Am St Patrick’s Day, dem Feiertag zu Ehren des Heiligen Patrick, einer der wichtigsten Figuren der irischen Christen, die für den Eintritt des Christentums in die irische Kultur steht, gedenken viele ihrer Wurzeln und des besonderen Verhältnisses der Amerikaner zu den mutigen und treuen Einwanderern. Sie wurden seit jeher als sehr fleißige und aufrichtige Arbeiter beschrieben. Polizisten und Feuerwehrleute marschieren auf der Parade am Patrickstag in ihren Uniformen mit.
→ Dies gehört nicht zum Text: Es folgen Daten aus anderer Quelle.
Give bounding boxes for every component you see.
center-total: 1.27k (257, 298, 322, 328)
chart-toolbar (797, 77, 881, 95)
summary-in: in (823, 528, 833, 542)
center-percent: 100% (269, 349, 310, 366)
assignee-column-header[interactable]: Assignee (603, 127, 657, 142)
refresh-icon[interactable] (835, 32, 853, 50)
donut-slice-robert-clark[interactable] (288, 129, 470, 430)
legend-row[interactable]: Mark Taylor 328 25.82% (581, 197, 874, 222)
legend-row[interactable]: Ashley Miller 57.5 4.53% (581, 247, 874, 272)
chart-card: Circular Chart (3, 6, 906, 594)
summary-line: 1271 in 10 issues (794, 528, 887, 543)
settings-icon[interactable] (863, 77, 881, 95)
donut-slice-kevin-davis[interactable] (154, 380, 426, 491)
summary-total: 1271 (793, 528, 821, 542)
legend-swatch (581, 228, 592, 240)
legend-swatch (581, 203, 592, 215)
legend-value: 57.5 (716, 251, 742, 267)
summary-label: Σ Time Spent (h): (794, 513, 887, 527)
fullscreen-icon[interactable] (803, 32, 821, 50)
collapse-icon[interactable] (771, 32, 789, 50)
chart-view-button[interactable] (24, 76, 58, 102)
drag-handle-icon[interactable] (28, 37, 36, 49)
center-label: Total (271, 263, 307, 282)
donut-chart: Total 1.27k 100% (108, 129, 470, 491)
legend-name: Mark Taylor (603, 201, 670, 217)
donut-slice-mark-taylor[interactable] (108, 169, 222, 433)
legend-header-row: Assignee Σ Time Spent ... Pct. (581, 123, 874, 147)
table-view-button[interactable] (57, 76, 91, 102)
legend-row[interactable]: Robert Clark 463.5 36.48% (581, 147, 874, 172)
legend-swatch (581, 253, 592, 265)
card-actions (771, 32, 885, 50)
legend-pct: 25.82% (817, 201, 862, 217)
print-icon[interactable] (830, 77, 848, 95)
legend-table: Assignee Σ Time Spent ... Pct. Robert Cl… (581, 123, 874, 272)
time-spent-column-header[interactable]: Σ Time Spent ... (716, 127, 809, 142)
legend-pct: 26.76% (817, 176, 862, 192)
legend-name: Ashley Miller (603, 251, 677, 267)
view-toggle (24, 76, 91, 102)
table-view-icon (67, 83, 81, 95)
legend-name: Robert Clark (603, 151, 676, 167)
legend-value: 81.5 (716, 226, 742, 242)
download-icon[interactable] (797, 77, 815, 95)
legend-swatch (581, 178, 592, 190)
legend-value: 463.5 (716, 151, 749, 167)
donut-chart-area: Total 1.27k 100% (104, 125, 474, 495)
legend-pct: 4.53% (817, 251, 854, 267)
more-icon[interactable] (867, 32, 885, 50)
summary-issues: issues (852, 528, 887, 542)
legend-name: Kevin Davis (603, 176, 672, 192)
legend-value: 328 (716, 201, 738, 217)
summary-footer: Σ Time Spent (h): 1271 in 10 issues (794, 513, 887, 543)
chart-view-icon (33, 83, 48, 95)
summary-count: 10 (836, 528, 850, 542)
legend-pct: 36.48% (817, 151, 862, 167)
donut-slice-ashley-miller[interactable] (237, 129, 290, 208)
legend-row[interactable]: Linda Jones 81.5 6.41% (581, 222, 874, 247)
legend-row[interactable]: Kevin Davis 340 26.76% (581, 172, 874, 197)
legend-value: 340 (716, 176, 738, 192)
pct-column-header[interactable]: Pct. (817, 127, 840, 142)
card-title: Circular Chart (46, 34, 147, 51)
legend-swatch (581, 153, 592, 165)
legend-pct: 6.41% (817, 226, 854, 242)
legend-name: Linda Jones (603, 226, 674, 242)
Bill de Blasio, der neue Bürgermeister von New York, hat gerade bekanntgegeben, dass er das Uniformtragen nicht verbietet, obwohl wegen der Lehren der katholischen Kirche keine Gruppen von Homosexuellen mitmarschieren dürfen.
Im Anschluss an die Führung treffen wir uns im Museumsshop zu kleinen Gesprächen und Buchempfehlungen von der Gruppenleiterin. Die 22 Dollar, die der Spaß kostet, lohnen sich auf jeden Fall! Obwohl eine angeblich noch umfangreichere Tour zum selben Preis angeboten wird („Hard Times“), hat mir das einstündige Programm gut gefallen. Caily hat sich sehr bemüht, die Zuhörer mit einzubeziehen, es wurde nach unserer Meinung gefragt und nach unseren Vermutungen bezüglich bestimmter Aspekte. Wir als Zuhörer waren also keineswegs der passive Teil der Führung. Die Gruppe war kulturell gemischt mit Engländern, einer Frau aus Texas, einem Ehepaar aus Seattle und mir als Deutscher, so dass Diskussionen über Immigration in unsere Staaten zustande kommen konnten. Falls es Sie also ins East Village nach Manhattan ziehen sollte, ist das Tenement Museum einen Besuch wert.